Himbauan SBY di atas adalah ironi. Bagaimana mungkin orang disuruh tenang, sementara kebijakan negara membiarkan pihak kolonialis menjarah kesejahteraan rakyat secara brutal. Bagaimana mungkin rakyat disuruh diam, sementara tanah-tanah mereka dirampas oleh perusahaan asing. Bagaimana mungkin kita tidak mengeluarkan suara protes, jika rejim berkuasa membiarkan kolonialisme merampok seluruh kekayaan alam dan sumber-sumber kemakmuran rakyat kita.
Artinya: jika SBY menyuruh kita diam, itu berarti dia menghendaki agar penindasan terhadap rakyat jangan diganggu. Dia menghendaki penembakan petani di berbagai daerah tidak usah dipersoalkan. Ia menghendaki agar penindasan terhadap pemogokan buruh dibiarkan saja.

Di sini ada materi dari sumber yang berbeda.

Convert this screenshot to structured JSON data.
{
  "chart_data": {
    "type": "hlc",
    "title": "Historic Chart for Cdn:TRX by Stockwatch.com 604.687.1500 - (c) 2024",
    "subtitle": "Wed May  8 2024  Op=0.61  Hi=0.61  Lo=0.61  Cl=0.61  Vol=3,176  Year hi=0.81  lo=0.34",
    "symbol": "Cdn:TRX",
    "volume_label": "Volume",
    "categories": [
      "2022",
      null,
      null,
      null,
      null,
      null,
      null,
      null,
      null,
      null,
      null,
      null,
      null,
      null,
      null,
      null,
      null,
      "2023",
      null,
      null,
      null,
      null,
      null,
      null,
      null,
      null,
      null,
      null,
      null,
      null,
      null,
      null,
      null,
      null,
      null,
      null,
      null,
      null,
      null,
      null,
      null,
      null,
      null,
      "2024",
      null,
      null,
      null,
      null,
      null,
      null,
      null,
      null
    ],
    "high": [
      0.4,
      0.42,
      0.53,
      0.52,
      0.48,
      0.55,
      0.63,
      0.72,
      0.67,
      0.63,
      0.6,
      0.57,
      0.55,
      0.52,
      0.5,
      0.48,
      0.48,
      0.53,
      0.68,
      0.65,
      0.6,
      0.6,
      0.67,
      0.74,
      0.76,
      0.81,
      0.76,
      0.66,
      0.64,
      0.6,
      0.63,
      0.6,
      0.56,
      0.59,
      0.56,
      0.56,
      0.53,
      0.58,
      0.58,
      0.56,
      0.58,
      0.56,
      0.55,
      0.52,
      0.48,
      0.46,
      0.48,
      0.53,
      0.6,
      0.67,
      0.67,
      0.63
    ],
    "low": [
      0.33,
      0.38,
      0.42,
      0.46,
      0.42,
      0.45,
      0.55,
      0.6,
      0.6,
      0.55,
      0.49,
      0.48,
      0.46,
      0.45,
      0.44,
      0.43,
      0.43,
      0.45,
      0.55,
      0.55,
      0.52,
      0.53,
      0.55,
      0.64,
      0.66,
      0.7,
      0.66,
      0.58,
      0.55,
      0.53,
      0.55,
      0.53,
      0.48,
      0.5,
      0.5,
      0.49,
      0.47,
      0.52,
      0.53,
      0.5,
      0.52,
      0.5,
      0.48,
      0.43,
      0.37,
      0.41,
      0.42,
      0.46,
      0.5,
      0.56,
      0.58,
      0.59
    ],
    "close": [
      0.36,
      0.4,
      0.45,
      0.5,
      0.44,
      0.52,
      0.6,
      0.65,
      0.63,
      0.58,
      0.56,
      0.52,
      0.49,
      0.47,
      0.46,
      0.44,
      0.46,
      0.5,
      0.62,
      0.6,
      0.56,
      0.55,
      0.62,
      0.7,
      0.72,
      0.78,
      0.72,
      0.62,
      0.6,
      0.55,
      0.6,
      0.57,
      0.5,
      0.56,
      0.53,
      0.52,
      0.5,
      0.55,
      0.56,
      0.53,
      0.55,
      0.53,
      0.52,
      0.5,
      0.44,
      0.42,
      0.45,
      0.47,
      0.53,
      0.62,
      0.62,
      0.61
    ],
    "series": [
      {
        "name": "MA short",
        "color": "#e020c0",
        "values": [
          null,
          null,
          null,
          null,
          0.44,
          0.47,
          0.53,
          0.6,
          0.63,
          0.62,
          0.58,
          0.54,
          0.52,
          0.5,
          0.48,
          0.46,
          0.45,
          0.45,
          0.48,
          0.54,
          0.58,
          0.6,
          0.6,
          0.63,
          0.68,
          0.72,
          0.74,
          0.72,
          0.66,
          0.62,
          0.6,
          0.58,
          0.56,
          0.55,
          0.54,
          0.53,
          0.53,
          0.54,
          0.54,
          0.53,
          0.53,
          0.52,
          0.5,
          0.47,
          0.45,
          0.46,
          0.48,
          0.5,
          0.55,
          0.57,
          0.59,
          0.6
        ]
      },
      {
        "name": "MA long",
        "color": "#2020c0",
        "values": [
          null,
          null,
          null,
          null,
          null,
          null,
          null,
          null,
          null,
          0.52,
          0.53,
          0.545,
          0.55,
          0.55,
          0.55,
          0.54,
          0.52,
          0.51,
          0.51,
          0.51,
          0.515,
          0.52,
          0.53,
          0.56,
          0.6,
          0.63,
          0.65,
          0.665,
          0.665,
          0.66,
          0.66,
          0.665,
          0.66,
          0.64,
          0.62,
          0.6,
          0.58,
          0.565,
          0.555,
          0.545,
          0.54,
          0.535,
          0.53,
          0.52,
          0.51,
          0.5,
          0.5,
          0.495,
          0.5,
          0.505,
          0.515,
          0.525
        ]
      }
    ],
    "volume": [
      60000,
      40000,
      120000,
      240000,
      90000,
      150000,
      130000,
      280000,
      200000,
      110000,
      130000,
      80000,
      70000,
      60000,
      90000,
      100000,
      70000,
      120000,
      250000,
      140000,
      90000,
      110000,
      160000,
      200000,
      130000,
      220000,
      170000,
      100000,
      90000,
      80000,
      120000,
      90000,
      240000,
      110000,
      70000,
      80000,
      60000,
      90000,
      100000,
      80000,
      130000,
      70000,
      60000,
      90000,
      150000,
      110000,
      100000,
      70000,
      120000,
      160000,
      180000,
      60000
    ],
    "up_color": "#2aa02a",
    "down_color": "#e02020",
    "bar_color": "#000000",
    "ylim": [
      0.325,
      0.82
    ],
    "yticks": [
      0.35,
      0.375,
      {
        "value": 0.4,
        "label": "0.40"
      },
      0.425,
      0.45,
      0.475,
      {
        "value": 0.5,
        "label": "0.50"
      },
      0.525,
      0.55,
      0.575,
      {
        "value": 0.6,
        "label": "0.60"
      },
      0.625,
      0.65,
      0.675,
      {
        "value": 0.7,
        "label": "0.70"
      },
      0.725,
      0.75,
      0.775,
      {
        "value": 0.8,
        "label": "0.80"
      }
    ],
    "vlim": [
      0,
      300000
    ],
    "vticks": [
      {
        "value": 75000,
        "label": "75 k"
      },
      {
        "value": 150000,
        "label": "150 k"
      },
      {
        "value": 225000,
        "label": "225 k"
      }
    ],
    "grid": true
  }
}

Himbauan SBY membawa pesan sangat dalam: jangan ada kegaduhan politik, supaya proyek neokolonialisme berjalan terus. Yang dibutuhkan oleh SBY adalah ketenangan dan kestabilan bagi proyek neokolonialisme. Ini sama persis dengan gaya gubernur jenderal Hindia-Belanda dulu.
Pidato SBY itu hendak membunuh harapan kita di tahun 2012. Kita perlu tegaskan: selama praktek neokolonialisme masih berlangsung, maka tidak mungkin terjadi perubahan dalam kehidupan rakyat kita. Oleh karena itu, menapaki tahun 2012 ini, mari menggelorakan perlawanan terhadap neokolonialisme. Mari gelorakan terus “Gerakan Nasional Pasal 33 UUD 1945!”